While Vercel’s native integration of external API caching metrics into its observability suite is a notable step forward, other companies also offer solutions, albeit often with more manual setup or third-party integrations. Netlify, for instance, supports caching strategies at the CDN level, but support for observability into external API calls often requires pairing with tools like New Relic, Datadog, or Grafana for custom dashboards and telemetry pipelines. These platforms can ingest logs and metrics from API calls; however, developers must manually configure them or do so via SDKs.
Cloudflare, meanwhile, offers advanced caching rules and Cache Analytics as part of its Enterprise plans. While it can show cache hit ratios and performance metrics, detailed visibility into external API usage typically requires correlating data from other sources, such as log push services or API gateways like Kong or Apigee, which can add operational overhead. Cloudflare Workers users can log external fetches, but the depth of insights depends on how comprehensively telemetry is captured.

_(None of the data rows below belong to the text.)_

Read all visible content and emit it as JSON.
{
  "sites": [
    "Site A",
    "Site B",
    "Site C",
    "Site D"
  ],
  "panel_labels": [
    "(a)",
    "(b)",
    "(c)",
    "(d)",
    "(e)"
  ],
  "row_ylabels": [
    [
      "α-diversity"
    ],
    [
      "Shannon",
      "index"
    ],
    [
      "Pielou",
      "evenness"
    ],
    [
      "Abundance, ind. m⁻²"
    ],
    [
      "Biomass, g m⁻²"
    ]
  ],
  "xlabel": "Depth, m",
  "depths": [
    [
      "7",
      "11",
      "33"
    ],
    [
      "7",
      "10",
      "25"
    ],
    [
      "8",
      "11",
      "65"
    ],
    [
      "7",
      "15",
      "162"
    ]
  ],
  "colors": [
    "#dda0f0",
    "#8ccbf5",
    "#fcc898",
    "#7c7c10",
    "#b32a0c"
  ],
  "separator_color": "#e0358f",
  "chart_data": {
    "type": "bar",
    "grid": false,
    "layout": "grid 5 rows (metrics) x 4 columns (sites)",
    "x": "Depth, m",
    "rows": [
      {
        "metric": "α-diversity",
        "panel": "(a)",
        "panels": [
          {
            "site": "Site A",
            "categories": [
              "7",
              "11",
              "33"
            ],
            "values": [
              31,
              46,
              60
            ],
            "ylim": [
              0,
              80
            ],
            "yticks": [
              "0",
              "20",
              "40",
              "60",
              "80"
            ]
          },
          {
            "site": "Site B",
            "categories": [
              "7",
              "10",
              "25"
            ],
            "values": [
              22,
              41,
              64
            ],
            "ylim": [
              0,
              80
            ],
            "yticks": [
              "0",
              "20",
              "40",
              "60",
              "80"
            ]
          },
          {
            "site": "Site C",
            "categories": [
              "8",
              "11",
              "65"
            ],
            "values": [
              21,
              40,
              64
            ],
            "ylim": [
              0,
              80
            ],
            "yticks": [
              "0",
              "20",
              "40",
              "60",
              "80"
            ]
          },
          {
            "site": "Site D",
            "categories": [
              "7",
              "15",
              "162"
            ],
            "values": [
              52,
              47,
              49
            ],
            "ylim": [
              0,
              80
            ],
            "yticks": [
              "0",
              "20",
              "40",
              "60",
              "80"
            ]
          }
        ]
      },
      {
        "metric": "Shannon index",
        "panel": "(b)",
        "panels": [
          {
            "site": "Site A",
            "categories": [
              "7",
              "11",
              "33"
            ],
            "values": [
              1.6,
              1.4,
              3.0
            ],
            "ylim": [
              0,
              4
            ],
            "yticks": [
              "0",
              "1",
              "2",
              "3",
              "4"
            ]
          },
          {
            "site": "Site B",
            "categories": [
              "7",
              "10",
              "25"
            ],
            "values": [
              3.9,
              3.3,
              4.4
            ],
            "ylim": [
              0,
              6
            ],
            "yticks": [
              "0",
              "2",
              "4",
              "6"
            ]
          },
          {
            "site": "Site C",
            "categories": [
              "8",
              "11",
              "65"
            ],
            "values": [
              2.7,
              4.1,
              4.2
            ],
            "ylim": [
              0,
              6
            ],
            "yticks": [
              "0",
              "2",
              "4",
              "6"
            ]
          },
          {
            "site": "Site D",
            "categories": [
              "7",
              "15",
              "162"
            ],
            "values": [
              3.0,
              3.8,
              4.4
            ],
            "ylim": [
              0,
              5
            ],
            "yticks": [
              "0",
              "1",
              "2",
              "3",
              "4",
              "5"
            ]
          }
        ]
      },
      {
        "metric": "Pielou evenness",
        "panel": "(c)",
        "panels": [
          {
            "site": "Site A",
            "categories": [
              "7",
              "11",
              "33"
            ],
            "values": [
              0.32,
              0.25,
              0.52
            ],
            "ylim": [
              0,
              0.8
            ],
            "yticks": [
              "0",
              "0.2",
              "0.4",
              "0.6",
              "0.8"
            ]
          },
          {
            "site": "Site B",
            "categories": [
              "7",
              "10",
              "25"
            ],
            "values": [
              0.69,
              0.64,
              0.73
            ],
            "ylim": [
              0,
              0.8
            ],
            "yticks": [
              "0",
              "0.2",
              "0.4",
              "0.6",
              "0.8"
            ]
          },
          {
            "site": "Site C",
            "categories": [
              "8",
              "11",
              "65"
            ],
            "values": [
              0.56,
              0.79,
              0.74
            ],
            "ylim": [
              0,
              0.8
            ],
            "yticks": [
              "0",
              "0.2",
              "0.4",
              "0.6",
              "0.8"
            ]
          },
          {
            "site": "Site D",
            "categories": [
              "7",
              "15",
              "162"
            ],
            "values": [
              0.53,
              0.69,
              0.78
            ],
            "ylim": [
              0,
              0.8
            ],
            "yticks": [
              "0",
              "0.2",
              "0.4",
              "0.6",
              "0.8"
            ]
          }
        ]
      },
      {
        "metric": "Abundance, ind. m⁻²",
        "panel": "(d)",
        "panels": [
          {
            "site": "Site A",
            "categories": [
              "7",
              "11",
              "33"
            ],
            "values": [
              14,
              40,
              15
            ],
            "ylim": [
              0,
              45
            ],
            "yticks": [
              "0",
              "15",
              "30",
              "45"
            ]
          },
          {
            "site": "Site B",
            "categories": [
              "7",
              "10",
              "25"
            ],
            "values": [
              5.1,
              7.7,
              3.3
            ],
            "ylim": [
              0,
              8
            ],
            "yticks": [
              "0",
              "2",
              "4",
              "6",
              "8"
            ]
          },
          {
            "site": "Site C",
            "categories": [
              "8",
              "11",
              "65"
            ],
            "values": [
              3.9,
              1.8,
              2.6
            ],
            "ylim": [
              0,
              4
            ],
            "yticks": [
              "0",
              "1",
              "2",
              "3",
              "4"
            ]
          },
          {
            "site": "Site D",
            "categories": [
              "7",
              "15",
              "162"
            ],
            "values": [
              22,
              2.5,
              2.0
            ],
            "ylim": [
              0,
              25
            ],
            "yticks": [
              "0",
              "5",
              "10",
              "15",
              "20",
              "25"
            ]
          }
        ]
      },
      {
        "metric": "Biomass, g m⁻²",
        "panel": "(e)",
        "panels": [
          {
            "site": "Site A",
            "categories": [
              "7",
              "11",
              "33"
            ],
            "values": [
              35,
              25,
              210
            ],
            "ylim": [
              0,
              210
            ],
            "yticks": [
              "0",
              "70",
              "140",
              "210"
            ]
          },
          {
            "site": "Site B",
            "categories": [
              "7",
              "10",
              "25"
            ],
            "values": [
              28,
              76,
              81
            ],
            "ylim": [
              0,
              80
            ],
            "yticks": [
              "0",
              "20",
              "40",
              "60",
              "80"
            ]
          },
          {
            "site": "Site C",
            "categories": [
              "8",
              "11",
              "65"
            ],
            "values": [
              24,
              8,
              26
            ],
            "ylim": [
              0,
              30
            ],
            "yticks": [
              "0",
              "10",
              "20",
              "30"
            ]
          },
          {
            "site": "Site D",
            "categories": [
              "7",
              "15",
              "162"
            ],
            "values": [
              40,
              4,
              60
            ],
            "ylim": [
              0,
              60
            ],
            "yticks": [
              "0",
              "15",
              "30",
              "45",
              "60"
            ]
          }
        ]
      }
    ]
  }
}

AWS and Google Cloud offer more granular API Gateway and CDN logging, with services like Amazon CloudWatch, X-Ray, and Cloud Monitoring providing observability. Still, surfacing high-level caching insights across external APIs often requires stitching together telemetry from multiple services and instruments, unlike the streamlined integration Vercel now offers out of the box.
The key difference lies in developer experience: whereas traditional approaches require integration effort and expertise in observability tooling, Vercel bundles relevant metrics into the same surface where developers already monitor functions and deployments. This simplification could serve as a model for other developer-first platforms looking to unify caching, observability, and performance optimization into a cohesive experience.